Christine and Jessica
Christine (U.S.) & Jessica (Luxembourg)
This story is located at:
http://www.out4immigration.org/immigration/page.html?=&cid=1123
I was introduced to Christine over the internet by a mutual friend of ours in the summer of 2001. At the time I was living on my own in Europe, after recently having come out to my family. Under these circumstances, what I needed most was someone who could understand what I was going through, someone who would listen, someone to support me. I remember clearly the first time I ever heard Christine’s voice. It was past three o’clock at night when my mother rushed me out of bed, telling me I had a long distance phone call from the United States. We didn’t get to talk very much that night, as my mother was standing by keeping a watchful eye on me. And yet the sound of Christine’s voice was enough to keep me awake the rest of the night.
A couple of months and several hundred minutes of late night phone conversation later, we were in love. Despite our busy schedules we found time to plan to meet half way, in New York City, for Christmas. We were lost in dreams about ice-skating and Christmas shopping together when 9-11 happened. Although I knew that Christine was in California, far away from all danger, I was filled with worries for her well-being. So I invented a story about a relative needing my instant help in the United States and took the first flight available to LAX.
Since then, Christine and I have lived together, have adopted three cats and have become every bit as committed as a married couple.
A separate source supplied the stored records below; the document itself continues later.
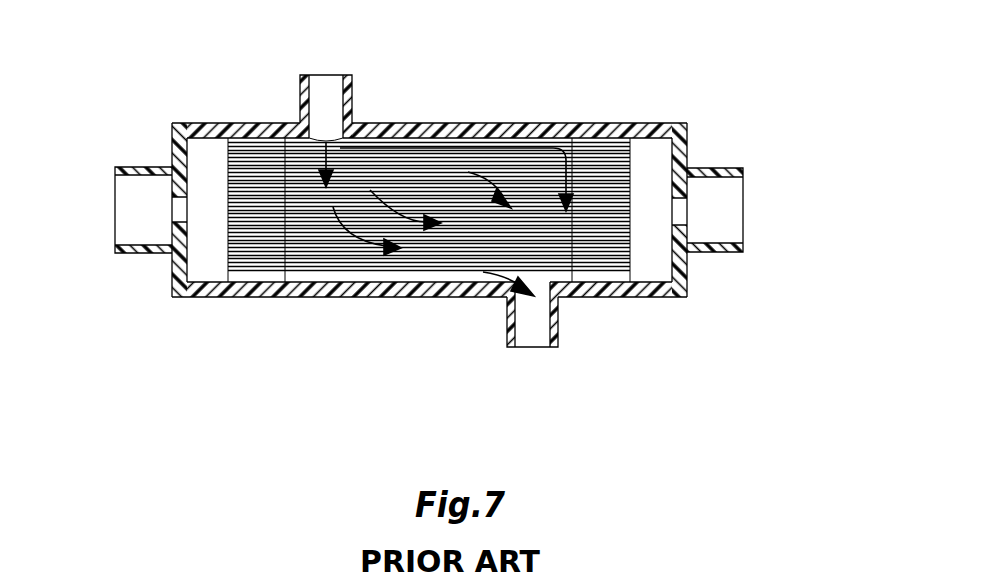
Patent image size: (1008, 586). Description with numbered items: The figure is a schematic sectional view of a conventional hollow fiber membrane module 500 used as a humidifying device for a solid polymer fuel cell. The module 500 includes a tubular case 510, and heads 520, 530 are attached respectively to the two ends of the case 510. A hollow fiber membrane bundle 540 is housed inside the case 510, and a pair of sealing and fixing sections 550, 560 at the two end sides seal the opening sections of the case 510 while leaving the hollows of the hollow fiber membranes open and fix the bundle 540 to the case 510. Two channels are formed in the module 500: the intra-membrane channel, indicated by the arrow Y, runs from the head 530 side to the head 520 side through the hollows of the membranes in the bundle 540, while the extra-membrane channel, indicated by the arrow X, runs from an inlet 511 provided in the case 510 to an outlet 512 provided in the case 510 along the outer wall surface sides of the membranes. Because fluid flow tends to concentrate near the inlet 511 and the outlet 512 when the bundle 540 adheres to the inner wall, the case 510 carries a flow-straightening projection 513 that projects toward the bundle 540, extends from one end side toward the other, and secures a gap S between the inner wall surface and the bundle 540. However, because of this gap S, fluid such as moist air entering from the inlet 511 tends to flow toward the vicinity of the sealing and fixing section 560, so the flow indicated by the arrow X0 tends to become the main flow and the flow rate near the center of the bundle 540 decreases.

The hollow fiber membrane module 500 is at (462, 219).
The tubular case 510 is at (429, 214).
The inlet of the extra-membrane channel 511 is at (340, 82).
The outlet of the extra-membrane channel 512 is at (546, 324).
The flow-straightening projection 513 is at (450, 130).
The head 520 is at (168, 278).
The head 530 is at (690, 275).
The hollow fiber membrane bundle 540 is at (333, 258).
The sealing and fixing section 550 is at (263, 260).
The sealing and fixing section 560 is at (596, 257).
The gap S is at (300, 133).
The arrow indicating the extra-membrane channel X is at (326, 95).
The arrow indicating the main flow X0 is at (566, 136).
The arrow indicating the intra-membrane channel Y is at (228, 211).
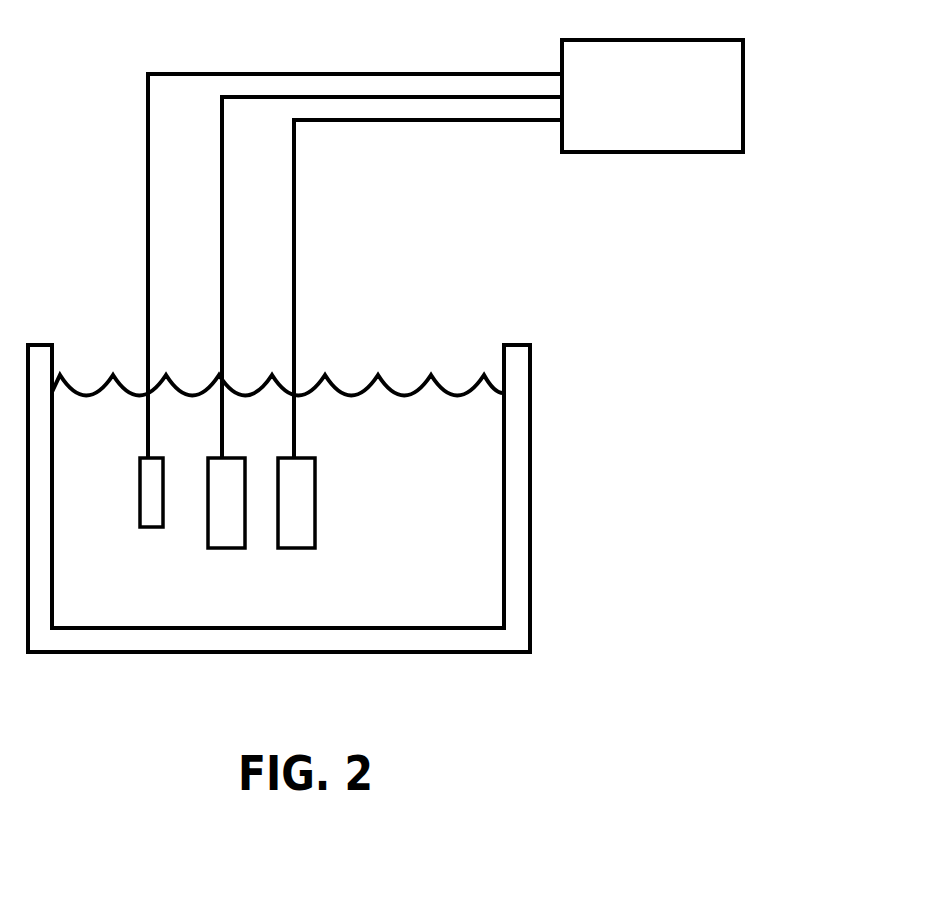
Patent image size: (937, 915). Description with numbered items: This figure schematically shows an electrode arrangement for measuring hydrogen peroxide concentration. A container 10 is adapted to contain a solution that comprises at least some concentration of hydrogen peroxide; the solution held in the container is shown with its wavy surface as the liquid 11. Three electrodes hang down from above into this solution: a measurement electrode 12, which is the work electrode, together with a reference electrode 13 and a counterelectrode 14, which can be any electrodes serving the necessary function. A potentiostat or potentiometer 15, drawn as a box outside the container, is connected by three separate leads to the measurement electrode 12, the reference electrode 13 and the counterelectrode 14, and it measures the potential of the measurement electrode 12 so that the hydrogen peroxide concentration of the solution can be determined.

The container 10 is at (530, 568).
The plating solution 11 is at (492, 438).
The measurement electrode 12 is at (226, 517).
The reference electrode 13 is at (148, 503).
The counterelectrode 14 is at (301, 527).
The potentiostat or potentiometer 15 is at (729, 101).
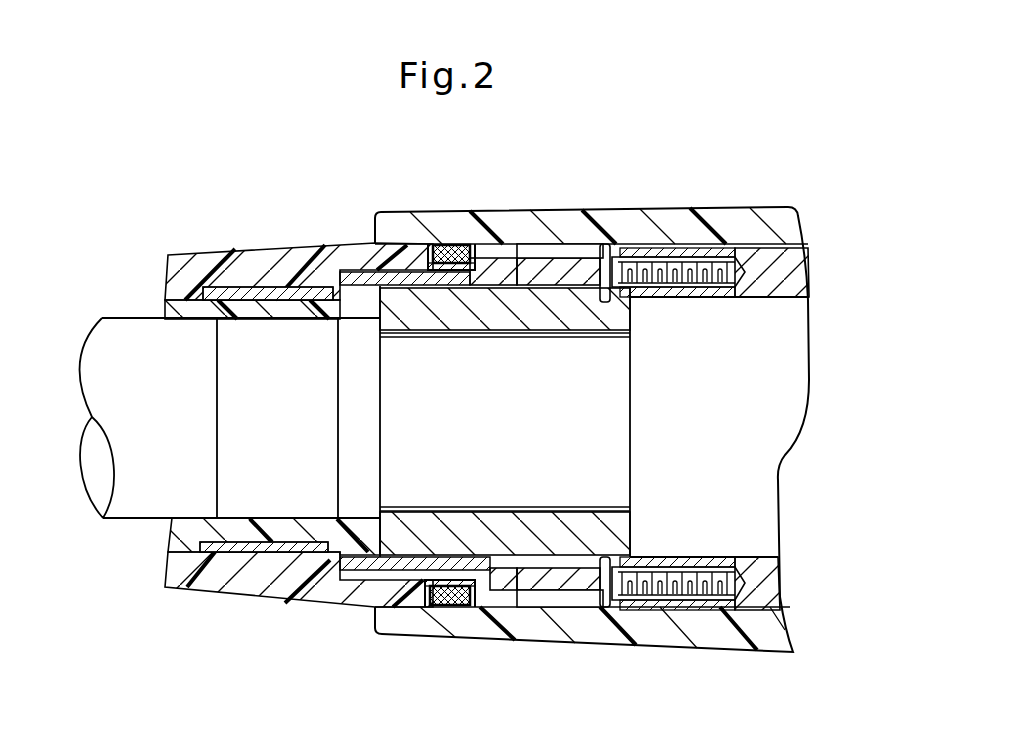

I enrolled in law school, and we bought a house together.
The safe little world we had created for each other in Christine’s country, the United States, fell apart when the renewal of my student visa application was denied.
We were forced to leave the U.S., which for Christine meant giving up her successful career in law enforcement.
Although we found a country that welcomed us, Christine should not have been forced to leave her country, the land whose motto is “justice for all.” Do politicians in the U.S. even understand how traumatizing such move can be? Leaving everything behind and start-ing your life all over again just because your own country denies you the simple right to live there with your foreign partner who happens to be of the same sex?
Christine still gets extremely bitter when this issue comes up. This is why she had asked me to write our story.